С этими словами он поискал шляпу, оглядел ее, сощурясь, снаружи и изнутри слабыми своими глазами – та ли, и столь же неуверенно надел, словно сомневаясь, его ли это голова.

– Куда это он опаздывает? – поинтересовался кто-то из оставшихся.

– В «bain cosmetique de lait»,[112]– отозвался Дебри не без ехидства.

– Вы шутите? – удивился Иштван. – Не купается же он, как женщина, в молоке?

– Вот именно: молоко смягчает кожу и изощряет ощущения. Одно время он исключительно в мясном бульоне купался для утончения нервной системы и успел уже утончить ее настолько, что на «Моисее» Россини всякий раз в обморок валится в патетических местах наравне с дамами.

– «О, в шкуре барсовой Арпад…»[113]– с глубоким вздохом проскандировал Миклош рокочущим своим басом.

Гости между тем приходили, уходили, – общество на балконе непрерывно обновлялось, и остающиеся злословили о только что ушедших. Так уж оно принято.

Прежде других отбыл северный князь. Дебри тотчас и про него выложил забавную историю.

– Встречает на днях перед российским посольством казака – тот как раз с коня слезал. Казак ему: «Ну-ка, мужик (у казаков все мужики, кто пеший или без ружья), – ну-ка, ты, говорит, иди коня подержи, пока я вернусь», – и бросает поводья. Князь послушно берет, а казак – в подъезд. Посольские увидели это из окон и в ужасе все навстречу ему по лестнице: «Побойся бога, что ты делаешь! Его сиятельство заставляешь лошадь свою держать!» Тот, сердешный, чуть со страху не помер, хлоп перед князем на колени, не губите, мол, лучше уж сто плетей. А князь Иван два золотых вынул – и ему: «На, голубчик, не бойся и вперед держись таким же молодцом!»

Кто нашел это смешным, кто – достойным восхищения. Лорд заявил, что это одно оригинальничанье, опрокинул стул, перешагнул через колени троих впереди сидящих и, заложив руки назад, в карманы фрака, отыскал глазами на столике свою шляпу, ткнул в нее голову и удалился.

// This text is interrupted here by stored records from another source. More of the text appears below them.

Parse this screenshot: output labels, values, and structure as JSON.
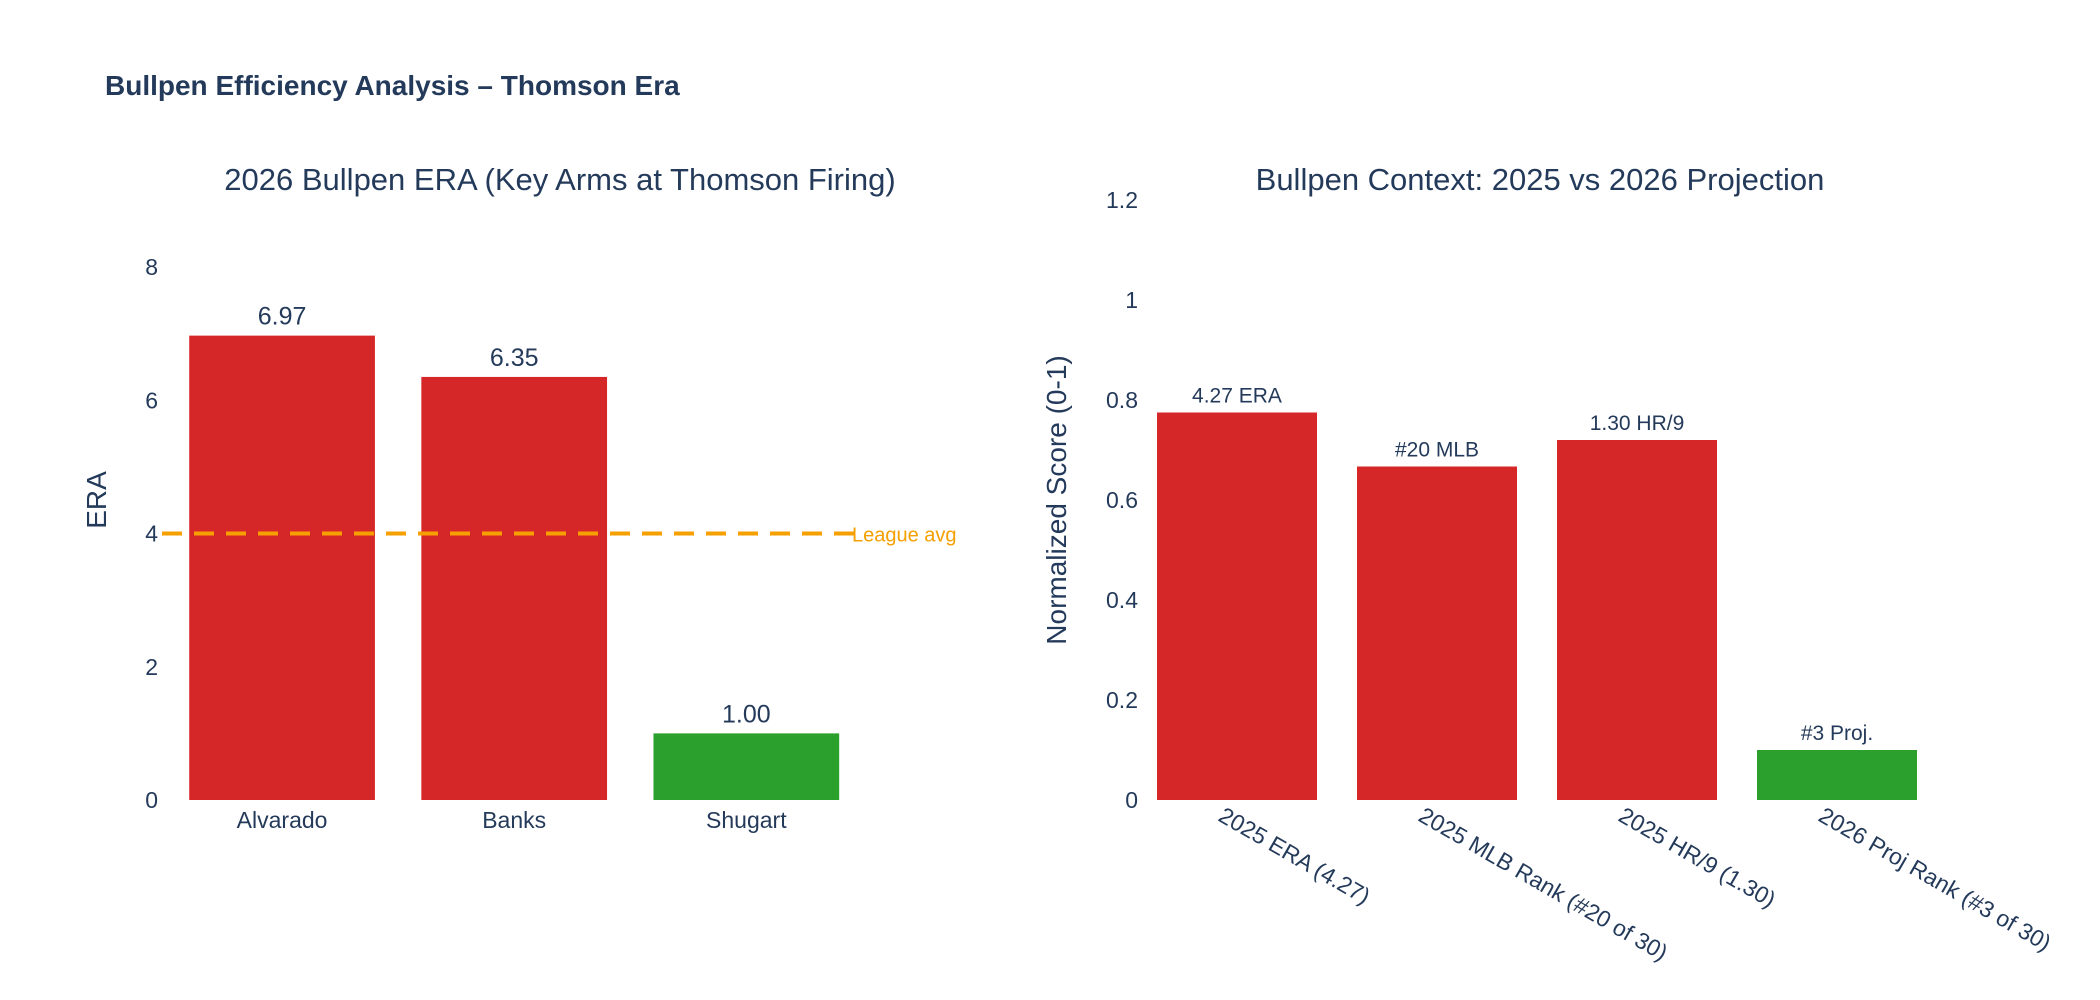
{
  "title": "Bullpen Efficiency Analysis – Thomson Era",
  "chart_data": [
    {
      "type": "bar",
      "title": "2026 Bullpen ERA (Key Arms at Thomson Firing)",
      "ylabel": "ERA",
      "ylim": [
        0,
        8
      ],
      "yticks": [
        "0",
        "2",
        "4",
        "6",
        "8"
      ],
      "categories": [
        "Alvarado",
        "Banks",
        "Shugart"
      ],
      "values": [
        6.97,
        6.35,
        1.0
      ],
      "data_labels": [
        "6.97",
        "6.35",
        "1.00"
      ],
      "colors": [
        "#d62728",
        "#d62728",
        "#2ca02c"
      ],
      "reference_line": {
        "value": 4.0,
        "label": "League avg",
        "color": "#f5a000",
        "style": "dashed"
      },
      "grid": false
    },
    {
      "type": "bar",
      "title": "Bullpen Context: 2025 vs 2026 Projection",
      "ylabel": "Normalized Score (0-1)",
      "ylim": [
        0,
        1.2
      ],
      "yticks": [
        "0",
        "0.2",
        "0.4",
        "0.6",
        "0.8",
        "1",
        "1.2"
      ],
      "categories": [
        "2025 ERA (4.27)",
        "2025 MLB Rank (#20 of 30)",
        "2025 HR/9 (1.30)",
        "2026 Proj Rank (#3 of 30)"
      ],
      "values": [
        0.775,
        0.667,
        0.72,
        0.1
      ],
      "data_labels": [
        "4.27 ERA",
        "#20 MLB",
        "1.30 HR/9",
        "#3 Proj."
      ],
      "colors": [
        "#d62728",
        "#d62728",
        "#d62728",
        "#2ca02c"
      ],
      "grid": false
    }
  ]
}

– Вот, пожалуйте, уже и обиделся. Благородный лорд полагает, что оригинальничать – его исключительная привилегия. Слышали о последней его выходке, гастроли в театре Гаете? – обратился Дебри к Рудольфу и, не дожидаясь ответа, продолжал: – Вот уж забавно так забавно. Вы видели там, конечно, «Прекрасную молочницу» – премиленький тот водевильчик, который недавно фурор такой произвел. Там трогательная очень роль у медведя: его охотник преследует и убивает после долгого единоборства. Медведь растягивается на сцене, а победитель садится прямо на тушу и исполняет веселые куплеты, – их сейчас все гамены[114]распевают. Так вот, этот взбалмошный лорд уговаривает директора Гаете позволить выступить за медведя ему. Тот соглашается. Лорда зашнуровывают в шкуру, он рычит, бродит вперевалку на четвереньках, головой мотает: бесподобно. Выходит охотник. Медведь – на дыбы; тот – на него. Лорд – хвать его медвежьей своей лапой по руке: охотник нож и выронил. Тут они схватились, но медвежатник – ну никак не одолеет. Топтались, топтались; наконец охотник споткнулся, медведь подмял его и, сидя на нем, сам спел те куплеты под невообразимый хохот публики. Ну что, хороша история?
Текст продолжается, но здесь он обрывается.